En el marco general que acabo de señalar, se visualiza una OEA menos inclinada a imponer fórmulas o soluciones, y más abierta a considerar con interés y con respeto las perspectivas de los problemas tal como son vistos por quienes están de verdad involucrados en ellos. Una OEA que esté dispuesta a actuar en los terrenos y con los instrumentos en los que tiene ventajas comparativas, utilizando por ejemplo en mucha mayor extensión las posibilidades de cooperación horizontal y reformando sus programas de becas y adiestramiento para constituir un programa de formación de recursos humanos que se ajuste a las prioridades de la Organización. Dentro de nuestra Organización hay que destacar la entrada en vigor del Protocolo de Managua el 29 de enero de 1996. Es apenas la tercera vez, en casi cincuenta años de existencia de la OEA, que una reforma a la Carta ha sido ratificada. La vigencia del Protocolo de Managua pone en funcionamiento el Consejo Interamericano para el Desarrollo Integral (CIDI), y abre las puertas a la práctica del concepto de la cooperación solidaria en el hemisferio, consagrado en la Ciudad de México por la Asamblea General. Como lo expresé en distintos documentos de trabajo presentados al Consejo Permanente en referencia al CIDI y a la cooperación solidaria interamericana para el desarrollo, el nuevo Consejo representa mucho más que la fusión de los anteriores Consejos Interamericanos. Al sellar la transición y puesta en marcha del CIDI, hemos puesto en funcionamiento la reforma institucional de la Organización, que estará dotada no sólo de una estructura más simplificada y eficiente sino, lo que es más importante, de nuevos campos de acción y un estilo diferente de trabajo.

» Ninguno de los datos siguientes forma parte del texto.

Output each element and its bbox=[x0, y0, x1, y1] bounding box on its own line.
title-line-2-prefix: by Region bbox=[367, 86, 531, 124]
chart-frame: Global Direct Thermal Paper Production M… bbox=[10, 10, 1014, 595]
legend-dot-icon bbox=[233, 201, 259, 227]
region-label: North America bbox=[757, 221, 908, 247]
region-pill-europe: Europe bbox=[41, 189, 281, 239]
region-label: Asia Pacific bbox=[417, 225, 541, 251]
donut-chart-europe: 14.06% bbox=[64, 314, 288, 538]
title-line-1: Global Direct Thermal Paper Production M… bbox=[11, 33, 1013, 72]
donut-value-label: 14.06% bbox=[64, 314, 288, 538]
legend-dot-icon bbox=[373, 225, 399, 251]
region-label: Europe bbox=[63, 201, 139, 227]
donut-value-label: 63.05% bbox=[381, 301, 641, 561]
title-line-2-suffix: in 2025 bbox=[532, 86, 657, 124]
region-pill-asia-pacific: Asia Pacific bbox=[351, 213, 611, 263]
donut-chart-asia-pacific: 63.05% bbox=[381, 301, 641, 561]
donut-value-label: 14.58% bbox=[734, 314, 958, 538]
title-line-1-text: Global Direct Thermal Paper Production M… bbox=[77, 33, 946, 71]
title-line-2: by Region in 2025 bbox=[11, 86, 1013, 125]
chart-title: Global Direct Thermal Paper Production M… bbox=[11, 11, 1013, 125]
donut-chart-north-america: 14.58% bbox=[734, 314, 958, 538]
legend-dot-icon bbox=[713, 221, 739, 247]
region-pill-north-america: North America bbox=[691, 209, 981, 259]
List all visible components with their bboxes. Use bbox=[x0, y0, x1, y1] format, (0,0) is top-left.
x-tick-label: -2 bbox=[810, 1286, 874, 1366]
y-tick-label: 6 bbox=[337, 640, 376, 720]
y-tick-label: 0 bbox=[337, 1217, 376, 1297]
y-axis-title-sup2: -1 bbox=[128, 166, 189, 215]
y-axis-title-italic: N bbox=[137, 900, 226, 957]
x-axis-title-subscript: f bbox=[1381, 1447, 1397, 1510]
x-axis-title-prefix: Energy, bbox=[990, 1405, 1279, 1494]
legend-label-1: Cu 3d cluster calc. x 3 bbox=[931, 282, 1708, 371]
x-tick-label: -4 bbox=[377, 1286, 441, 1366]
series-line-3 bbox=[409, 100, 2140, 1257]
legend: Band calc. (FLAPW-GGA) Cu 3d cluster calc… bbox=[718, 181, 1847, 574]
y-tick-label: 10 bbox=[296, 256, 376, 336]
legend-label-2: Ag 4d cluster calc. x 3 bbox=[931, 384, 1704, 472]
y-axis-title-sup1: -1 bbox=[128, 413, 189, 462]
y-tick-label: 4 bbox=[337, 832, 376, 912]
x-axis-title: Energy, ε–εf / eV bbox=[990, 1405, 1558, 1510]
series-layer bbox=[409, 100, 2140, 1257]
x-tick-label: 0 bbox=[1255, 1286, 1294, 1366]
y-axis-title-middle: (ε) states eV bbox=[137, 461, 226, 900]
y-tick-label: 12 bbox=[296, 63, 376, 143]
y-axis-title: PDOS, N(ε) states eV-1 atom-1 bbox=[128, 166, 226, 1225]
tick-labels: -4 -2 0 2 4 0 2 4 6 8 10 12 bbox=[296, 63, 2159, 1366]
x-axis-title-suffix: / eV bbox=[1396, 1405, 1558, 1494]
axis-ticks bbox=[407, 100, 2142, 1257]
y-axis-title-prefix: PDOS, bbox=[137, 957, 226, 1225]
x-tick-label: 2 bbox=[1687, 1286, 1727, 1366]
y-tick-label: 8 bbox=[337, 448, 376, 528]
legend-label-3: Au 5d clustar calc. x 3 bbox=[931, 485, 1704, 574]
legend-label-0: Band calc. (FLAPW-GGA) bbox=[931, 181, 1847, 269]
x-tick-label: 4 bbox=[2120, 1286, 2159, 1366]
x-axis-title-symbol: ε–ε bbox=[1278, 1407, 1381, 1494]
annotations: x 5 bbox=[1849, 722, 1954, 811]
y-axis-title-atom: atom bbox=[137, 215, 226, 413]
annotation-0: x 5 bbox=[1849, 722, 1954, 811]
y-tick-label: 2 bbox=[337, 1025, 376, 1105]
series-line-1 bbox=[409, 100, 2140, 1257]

El paso al CIDI nos pone frente a una amplia oportunidad y a un serio desafío. En 1988, cuando entró en vigor el Protocolo de Cartagena de Indias, la Organización dio un gran paso adelante, adentrándose en el proceso de apoyo a la consolidación democrática y defensa de su estabilidad, lo que inició campos inexplorados de acción para la OEA. La transición al CIDI es otro salto de avance hacia el futuro y representa la puerta que la OEA cruza para orientar sus actividades de cooperación al estímulo de la solidaridad, la prosperidad y el desarrollo.